Lanka alleges UK Labour MP timed debate for UNHRC sessions



by Shamindra Ferdinando in Geneva


The UK continued to play politics with SriLanka’s national reconciliation process, government officials, now in Geneva for the 19th sessions of the United Nations Human Rights Council (UNHRC), told The Island yesterday (23).


They alleged that a group of British parliamentarians, too, was campaigning against Sri Lanka at the behest of the LTTE. The officials were responding to a British onslaught directed at President Mahinda Rajapaksa’s government at Wednesday’s private member’s motion debate secured by Labour backbencher, Virendra Sharma, who represents Ealing Southall constituency.


During the 90-minute debate, which dealt with alleged atrocities committed by Sri Lankan forces during the conflict, the UK declared that the government was likely to throw its weight behind a resolution moved by the US during the course of UNHRC sessions beginning Feb. 28.
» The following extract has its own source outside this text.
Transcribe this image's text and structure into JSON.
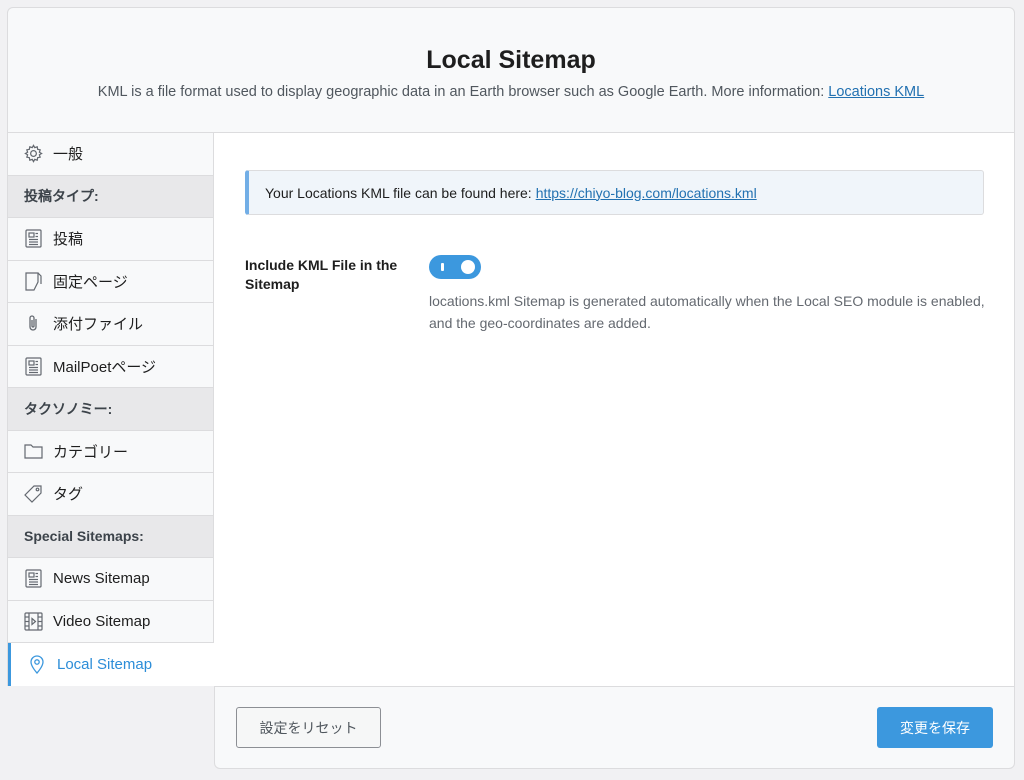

The UK couldn’t vote against Sri Lanka as it is not a member of the 47-nation UNHRC. The British backing for the US resolution in this particular case only gives some moral support to those campaigning on behalf of the LTTE to achieve its objectives at Geneva.


The British High Commission didn’t respond to The Island queries on Wednesday and yesterday.
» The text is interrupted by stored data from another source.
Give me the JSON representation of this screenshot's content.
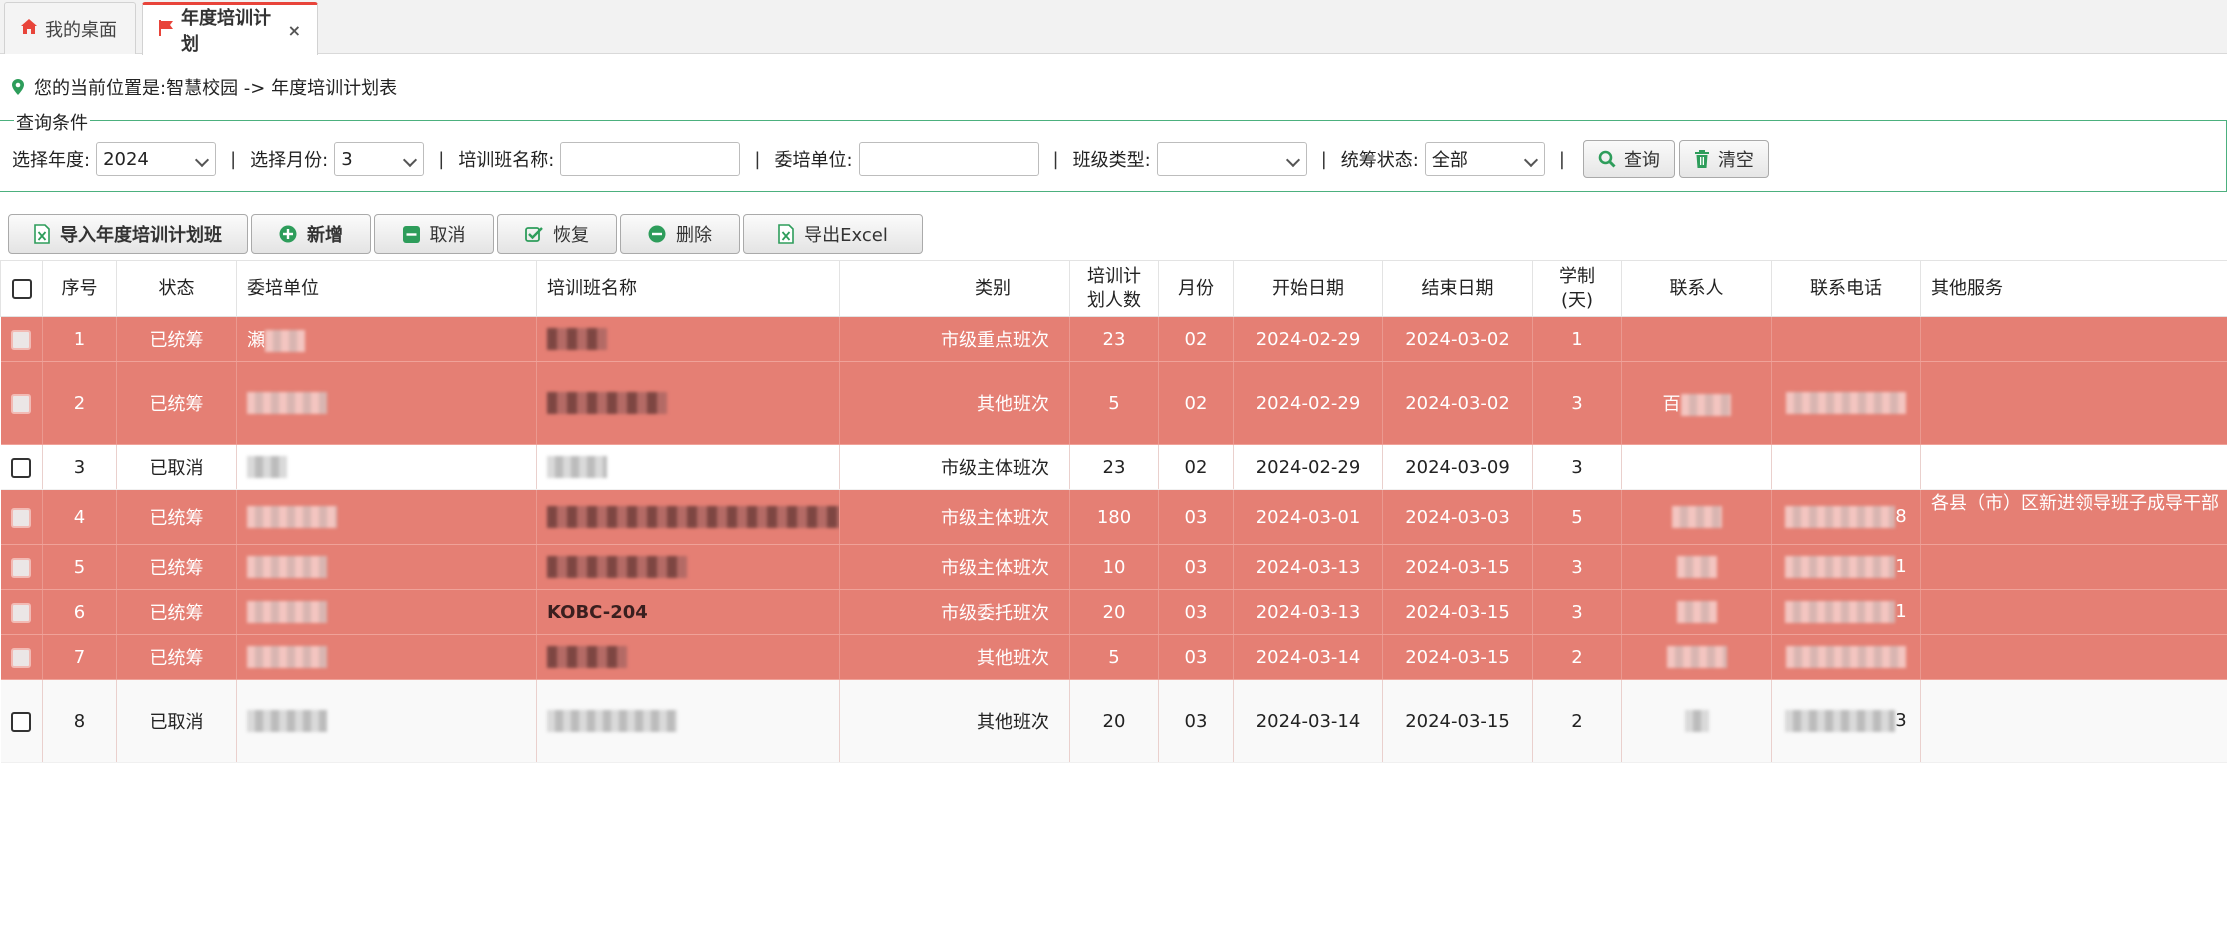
{
  "tabs": [
    {
      "label": "我的桌面",
      "icon": "home-icon",
      "active": false
    },
    {
      "label": "年度培训计划",
      "icon": "flag-icon",
      "active": true,
      "close": "×"
    }
  ],
  "breadcrumb": {
    "text": "您的当前位置是:智慧校园 -> 年度培训计划表",
    "icon": "map-pin-icon"
  },
  "query": {
    "legend": "查询条件",
    "year_label": "选择年度:",
    "year_value": "2024",
    "month_label": "选择月份:",
    "month_value": "3",
    "class_name_label": "培训班名称:",
    "class_name_value": "",
    "unit_label": "委培单位:",
    "unit_value": "",
    "class_type_label": "班级类型:",
    "class_type_value": "",
    "status_label": "统筹状态:",
    "status_value": "全部",
    "separator": "|",
    "search_label": "查询",
    "clear_label": "清空"
  },
  "toolbar": {
    "import_label": "导入年度培训计划班",
    "add_label": "新增",
    "cancel_label": "取消",
    "restore_label": "恢复",
    "delete_label": "删除",
    "export_label": "导出Excel"
  },
  "table": {
    "headers": {
      "seq": "序号",
      "status": "状态",
      "unit": "委培单位",
      "class_name": "培训班名称",
      "category": "类别",
      "plan_count_1": "培训计",
      "plan_count_2": "划人数",
      "month": "月份",
      "start": "开始日期",
      "end": "结束日期",
      "duration_1": "学制",
      "duration_2": "(天)",
      "contact": "联系人",
      "phone": "联系电话",
      "other": "其他服务"
    },
    "rows": [
      {
        "seq": "1",
        "status": "已统筹",
        "unit_frag": "瀬",
        "name_frag": "",
        "category": "市级重点班次",
        "count": "23",
        "month": "02",
        "start": "2024-02-29",
        "end": "2024-03-02",
        "days": "1",
        "contact_frag": "",
        "phone_frag": "",
        "other": ""
      },
      {
        "seq": "2",
        "status": "已统筹",
        "unit_frag": "",
        "name_frag": "",
        "category": "其他班次",
        "count": "5",
        "month": "02",
        "start": "2024-02-29",
        "end": "2024-03-02",
        "days": "3",
        "contact_frag": "百",
        "phone_frag": "",
        "other": ""
      },
      {
        "seq": "3",
        "status": "已取消",
        "unit_frag": "",
        "name_frag": "",
        "category": "市级主体班次",
        "count": "23",
        "month": "02",
        "start": "2024-02-29",
        "end": "2024-03-09",
        "days": "3",
        "contact_frag": "",
        "phone_frag": "",
        "other": ""
      },
      {
        "seq": "4",
        "status": "已统筹",
        "unit_frag": "",
        "name_frag": "",
        "category": "市级主体班次",
        "count": "180",
        "month": "03",
        "start": "2024-03-01",
        "end": "2024-03-03",
        "days": "5",
        "contact_frag": "",
        "phone_frag": "8",
        "other": "各县（市）区新进领导班子成导干部"
      },
      {
        "seq": "5",
        "status": "已统筹",
        "unit_frag": "",
        "name_frag": "",
        "category": "市级主体班次",
        "count": "10",
        "month": "03",
        "start": "2024-03-13",
        "end": "2024-03-15",
        "days": "3",
        "contact_frag": "",
        "phone_frag": "1",
        "other": ""
      },
      {
        "seq": "6",
        "status": "已统筹",
        "unit_frag": "",
        "name_frag": "KOBC-204",
        "category": "市级委托班次",
        "count": "20",
        "month": "03",
        "start": "2024-03-13",
        "end": "2024-03-15",
        "days": "3",
        "contact_frag": "",
        "phone_frag": "1",
        "other": ""
      },
      {
        "seq": "7",
        "status": "已统筹",
        "unit_frag": "",
        "name_frag": "",
        "category": "其他班次",
        "count": "5",
        "month": "03",
        "start": "2024-03-14",
        "end": "2024-03-15",
        "days": "2",
        "contact_frag": "",
        "phone_frag": "",
        "other": ""
      },
      {
        "seq": "8",
        "status": "已取消",
        "unit_frag": "",
        "name_frag": "",
        "category": "其他班次",
        "count": "20",
        "month": "03",
        "start": "2024-03-14",
        "end": "2024-03-15",
        "days": "2",
        "contact_frag": "",
        "phone_frag": "3",
        "other": ""
      }
    ]
  },
  "colors": {
    "highlight_row": "#e57f74",
    "tab_accent": "#e8443a",
    "fieldset_border": "#4cb07e",
    "icon_green": "#2e9d5b"
  }
}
Wednesday’s debate was the first this year since last year’s controversy over the House of Commons attacking both Sri Lanka and India on the human rights front. The Indian government lashed out at the UK in the wake of contentious discussion on ‘Human Rights in the Sub Continent’ last September.


London-based US Political Affairs Officer Richard Millis quoted Ti Waite, a senior aide to Foreign Secretary David Miliband as having told him in May 2009, how the ‘very vocal’ Tamil Diaspora in UK, numbering over 300,000, put pressure on the government. Waite claimed that Miliband had spent 60 per cent of his time on Sri Lanka due to impending UK elections. 


Senior attorney-at-law Gomin Dayasri told The Island whatever the consequences the government should expose those targeting Sri Lanka on the basis of unsubstantiated allegations. In spite of the UK preaching human rights to the developing world, it was yet to finalise the Iraq war inquiry nearly a decade after the invasion in early 2003. Western powers had even ignored former UN Secretary General Kofi Annan’s declaration that the invasion of Iraq was illegal. The press quoted Annan as having said a year after the invasion that it was not sanctioned by the UN Security Council or in accordance with the UN’s founding charter.


In fact, the British initiated a much delayed inquiry in July 2009, Dayasri, who had represented Sri Lanka at Geneva talks in 2006, held under the auspices of the Norwegian government, said. The British role in secret transfer of terrorist suspects arrested in various parts of the world in a massive operation directed by the US was no longer a secret.


Responsibility relating to accountability on the part of the British government since the 9/11 attacks on US had never been an issue to countries pursuing Sri Lanka on the human rights front. But, several international organisations had exposed the British, though its allies had turned a blind eye for obvious reasons, Dayasri said.